US Assistant Secretary of State for Political-Military Affairs R Clarke Cooper also slammed China for the manoeuvres. “It was completely inappropriate of China to take such an aggressive act,” he said. “There should be responsible behaviour to make sure that the region is free and open not just for navigation but also for trade and for relationships. Such coercive, aggressive behaviour is counter to having a free and open Indo-Pacific region,” he said.

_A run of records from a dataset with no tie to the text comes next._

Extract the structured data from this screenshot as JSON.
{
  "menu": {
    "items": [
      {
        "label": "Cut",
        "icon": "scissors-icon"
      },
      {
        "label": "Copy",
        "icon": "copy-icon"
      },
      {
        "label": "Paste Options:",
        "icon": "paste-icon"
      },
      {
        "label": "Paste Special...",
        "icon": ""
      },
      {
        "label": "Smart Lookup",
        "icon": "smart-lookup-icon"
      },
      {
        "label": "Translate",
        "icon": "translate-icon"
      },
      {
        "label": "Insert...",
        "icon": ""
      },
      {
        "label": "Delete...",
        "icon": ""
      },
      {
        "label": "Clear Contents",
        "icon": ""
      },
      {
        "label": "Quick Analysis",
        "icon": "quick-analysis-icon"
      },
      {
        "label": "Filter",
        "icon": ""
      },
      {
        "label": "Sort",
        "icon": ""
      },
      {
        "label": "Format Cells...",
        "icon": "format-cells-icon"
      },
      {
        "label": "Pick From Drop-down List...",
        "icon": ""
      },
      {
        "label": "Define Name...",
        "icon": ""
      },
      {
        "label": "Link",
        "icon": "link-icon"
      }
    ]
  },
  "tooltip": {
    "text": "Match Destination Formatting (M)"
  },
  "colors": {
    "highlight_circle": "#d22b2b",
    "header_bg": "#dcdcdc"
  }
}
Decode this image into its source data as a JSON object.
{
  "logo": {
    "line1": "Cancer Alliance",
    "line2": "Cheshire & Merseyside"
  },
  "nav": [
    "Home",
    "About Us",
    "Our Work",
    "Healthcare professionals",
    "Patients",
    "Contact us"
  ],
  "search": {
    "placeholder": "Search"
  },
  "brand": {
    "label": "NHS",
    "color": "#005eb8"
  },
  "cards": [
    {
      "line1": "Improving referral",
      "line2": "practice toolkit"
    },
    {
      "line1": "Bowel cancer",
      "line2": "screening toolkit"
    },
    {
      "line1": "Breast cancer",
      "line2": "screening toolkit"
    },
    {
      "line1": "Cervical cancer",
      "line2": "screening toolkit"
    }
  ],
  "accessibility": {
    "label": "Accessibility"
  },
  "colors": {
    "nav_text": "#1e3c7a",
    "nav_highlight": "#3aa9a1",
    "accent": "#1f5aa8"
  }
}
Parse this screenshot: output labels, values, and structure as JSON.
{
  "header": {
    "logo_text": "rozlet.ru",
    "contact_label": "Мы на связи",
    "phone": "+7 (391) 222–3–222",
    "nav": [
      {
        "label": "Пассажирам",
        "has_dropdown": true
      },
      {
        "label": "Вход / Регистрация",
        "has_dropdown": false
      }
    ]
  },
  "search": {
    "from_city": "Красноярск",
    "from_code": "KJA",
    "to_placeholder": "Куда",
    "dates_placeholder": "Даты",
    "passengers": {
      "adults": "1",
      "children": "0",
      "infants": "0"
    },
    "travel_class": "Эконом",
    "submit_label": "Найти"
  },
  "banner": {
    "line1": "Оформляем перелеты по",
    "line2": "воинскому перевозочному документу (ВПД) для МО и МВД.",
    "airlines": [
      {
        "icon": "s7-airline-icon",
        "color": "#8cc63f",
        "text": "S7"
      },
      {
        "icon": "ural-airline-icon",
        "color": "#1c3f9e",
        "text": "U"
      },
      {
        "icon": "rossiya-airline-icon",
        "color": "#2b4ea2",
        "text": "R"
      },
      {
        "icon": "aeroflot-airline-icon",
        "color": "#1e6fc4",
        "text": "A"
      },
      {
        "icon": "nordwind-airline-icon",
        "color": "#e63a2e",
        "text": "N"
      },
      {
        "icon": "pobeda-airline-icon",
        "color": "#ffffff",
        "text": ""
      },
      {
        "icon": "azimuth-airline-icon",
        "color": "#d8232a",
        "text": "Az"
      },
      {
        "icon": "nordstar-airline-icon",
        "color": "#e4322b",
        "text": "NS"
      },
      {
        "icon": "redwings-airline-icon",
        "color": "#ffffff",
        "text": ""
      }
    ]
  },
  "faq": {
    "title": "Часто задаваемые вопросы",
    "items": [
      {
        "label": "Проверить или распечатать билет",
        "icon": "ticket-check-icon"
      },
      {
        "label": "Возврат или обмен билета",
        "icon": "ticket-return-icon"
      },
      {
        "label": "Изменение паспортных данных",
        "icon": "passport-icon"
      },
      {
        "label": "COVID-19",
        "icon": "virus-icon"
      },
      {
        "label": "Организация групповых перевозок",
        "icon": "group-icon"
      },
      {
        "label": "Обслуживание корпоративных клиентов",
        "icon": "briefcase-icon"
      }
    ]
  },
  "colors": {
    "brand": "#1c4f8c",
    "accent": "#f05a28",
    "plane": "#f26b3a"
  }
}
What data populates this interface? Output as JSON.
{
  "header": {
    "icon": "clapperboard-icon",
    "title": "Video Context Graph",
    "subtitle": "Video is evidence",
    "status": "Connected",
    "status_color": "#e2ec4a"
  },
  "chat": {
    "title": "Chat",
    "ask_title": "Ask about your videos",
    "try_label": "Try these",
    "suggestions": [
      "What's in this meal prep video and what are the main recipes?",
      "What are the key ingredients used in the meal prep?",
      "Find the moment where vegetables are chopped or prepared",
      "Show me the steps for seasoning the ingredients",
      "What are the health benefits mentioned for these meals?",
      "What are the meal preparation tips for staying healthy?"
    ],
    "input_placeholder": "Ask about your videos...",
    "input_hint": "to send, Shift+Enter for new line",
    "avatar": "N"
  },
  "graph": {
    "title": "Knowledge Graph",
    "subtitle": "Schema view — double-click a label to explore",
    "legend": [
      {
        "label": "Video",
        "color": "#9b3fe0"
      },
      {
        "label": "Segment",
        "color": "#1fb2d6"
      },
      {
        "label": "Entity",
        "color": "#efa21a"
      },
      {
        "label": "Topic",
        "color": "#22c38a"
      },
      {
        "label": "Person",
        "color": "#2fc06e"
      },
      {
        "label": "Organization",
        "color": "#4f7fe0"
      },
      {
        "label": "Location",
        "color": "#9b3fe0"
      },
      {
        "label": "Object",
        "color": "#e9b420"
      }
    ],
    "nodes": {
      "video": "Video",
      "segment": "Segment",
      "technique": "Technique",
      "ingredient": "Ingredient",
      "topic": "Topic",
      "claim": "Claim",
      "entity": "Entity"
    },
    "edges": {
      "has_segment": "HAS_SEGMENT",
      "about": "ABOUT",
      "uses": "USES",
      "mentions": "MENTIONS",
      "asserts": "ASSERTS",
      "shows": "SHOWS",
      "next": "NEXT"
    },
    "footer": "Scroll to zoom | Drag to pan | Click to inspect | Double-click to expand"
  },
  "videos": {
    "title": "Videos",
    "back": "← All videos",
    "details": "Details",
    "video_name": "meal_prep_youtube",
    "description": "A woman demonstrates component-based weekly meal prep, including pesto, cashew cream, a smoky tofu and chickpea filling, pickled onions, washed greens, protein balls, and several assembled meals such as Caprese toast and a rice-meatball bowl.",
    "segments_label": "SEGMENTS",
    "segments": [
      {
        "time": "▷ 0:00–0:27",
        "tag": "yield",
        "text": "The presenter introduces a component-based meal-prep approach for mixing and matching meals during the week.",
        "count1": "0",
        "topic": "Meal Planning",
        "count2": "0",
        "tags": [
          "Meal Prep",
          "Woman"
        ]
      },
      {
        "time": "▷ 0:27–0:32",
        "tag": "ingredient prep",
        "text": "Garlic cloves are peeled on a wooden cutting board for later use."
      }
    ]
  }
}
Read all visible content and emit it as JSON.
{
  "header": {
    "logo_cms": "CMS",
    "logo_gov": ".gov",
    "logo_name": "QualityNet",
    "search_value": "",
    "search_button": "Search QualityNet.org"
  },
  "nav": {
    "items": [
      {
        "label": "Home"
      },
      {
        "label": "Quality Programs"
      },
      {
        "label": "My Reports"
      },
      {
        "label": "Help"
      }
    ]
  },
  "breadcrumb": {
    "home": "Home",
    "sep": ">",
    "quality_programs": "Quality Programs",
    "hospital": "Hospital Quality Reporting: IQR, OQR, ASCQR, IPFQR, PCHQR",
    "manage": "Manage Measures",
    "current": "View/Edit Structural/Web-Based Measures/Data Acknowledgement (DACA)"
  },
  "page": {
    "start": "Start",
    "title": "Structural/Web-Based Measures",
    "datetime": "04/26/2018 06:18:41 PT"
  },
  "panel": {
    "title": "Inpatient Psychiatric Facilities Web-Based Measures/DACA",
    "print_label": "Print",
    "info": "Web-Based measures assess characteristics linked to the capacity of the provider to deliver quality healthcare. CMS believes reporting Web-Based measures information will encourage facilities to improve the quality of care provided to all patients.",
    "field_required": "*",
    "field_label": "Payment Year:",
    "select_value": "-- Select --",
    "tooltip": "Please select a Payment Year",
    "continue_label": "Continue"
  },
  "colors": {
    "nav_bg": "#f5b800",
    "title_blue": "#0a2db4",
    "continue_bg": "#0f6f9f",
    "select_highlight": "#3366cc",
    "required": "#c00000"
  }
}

However, China’s air intrusions into Taiwan continued in March and April. These aircraft came close to Taiwan’s Air Defence Identification Zone. Taiwan’s Ministry of Defence said it had to respond to Chinese fighters which flew above the waters southwest of Taiwan, conducting night time exercises. “After our air reconnaissance and patrol aircraft responded appropriately, and broadcast (an order) to drive them away, the communist aircraft flew away from our Air Defense Identification Zone,” it added. Towards the end of March, Taiwan again stated that there were as many as four “targeted” drills by China around Taiwan, which are “concrete evidence of provocations and threats”.
China’s hostility towards Taiwan is not new. But the latest military actions come against the backdrop of Taiwan seeking to expose China over the coronavirus crisis. Taiwan has often said that it had written an email to the WHO on December 31, alerting it about the virus being detected in mainland China and the possibility of it being transmitted from human to human. But WHO, based on information provided by China, remained in denial mode.
It was on January 13 that the WHO reported that a person in Thailand, who had visited Wuhan, was afflicted with the novel coronavirus, a strain that had not been previously identified in humans. “WHO reiterates that it is essential that investigations of the novel coronavirus continue in China to identify the source of the outbreak and any animal reservoirs or intermediate hosts,” the global health body tweeted that day.
At the same time, WHO warned that the possibility of novel coronavirus cases being identified in other countries was not unexpected and called for “active monitoring and preparedness” in other countries. It also issued guidance on how to detect and treat persons infected with the virus. The next day, WHO said that preliminary investigations conducted by Chinese authorities had found “no clear evidence of human-to-human transmission” of the novel coronavirus identified in Wuhan. Six days later, on January 20, the WHO said China confirmed 139 new cases of coronavirus in Wuhan, Beijing and Shenzen. “This is the result of increased searching and testing for 2019-nCoV among people sick with respiratory illness,” the WHO tweeted. All the patients were believed to have visited Wuhan.
On January 22, China confirmed that the deadly virus can be passed from human to human. It stated this while reporting that many people had died and more than 440 had fallen ill due to the virus. One patient was believed to have infected as many as 14 medical staff in one hospital, suggesting the disease could be spread far more easily than previously thought. Coronavirus cases were also detected in Taiwan, South Korea, Thailand, Japan, and the US, with reports of potential cases in Australia.
The virus spread like wildfire, catching countries, including those with the most modern healthcare infrastructure, off-guard. Europe and the US were especially affected and the catastrophe continues to ravage the world, with no end in sight.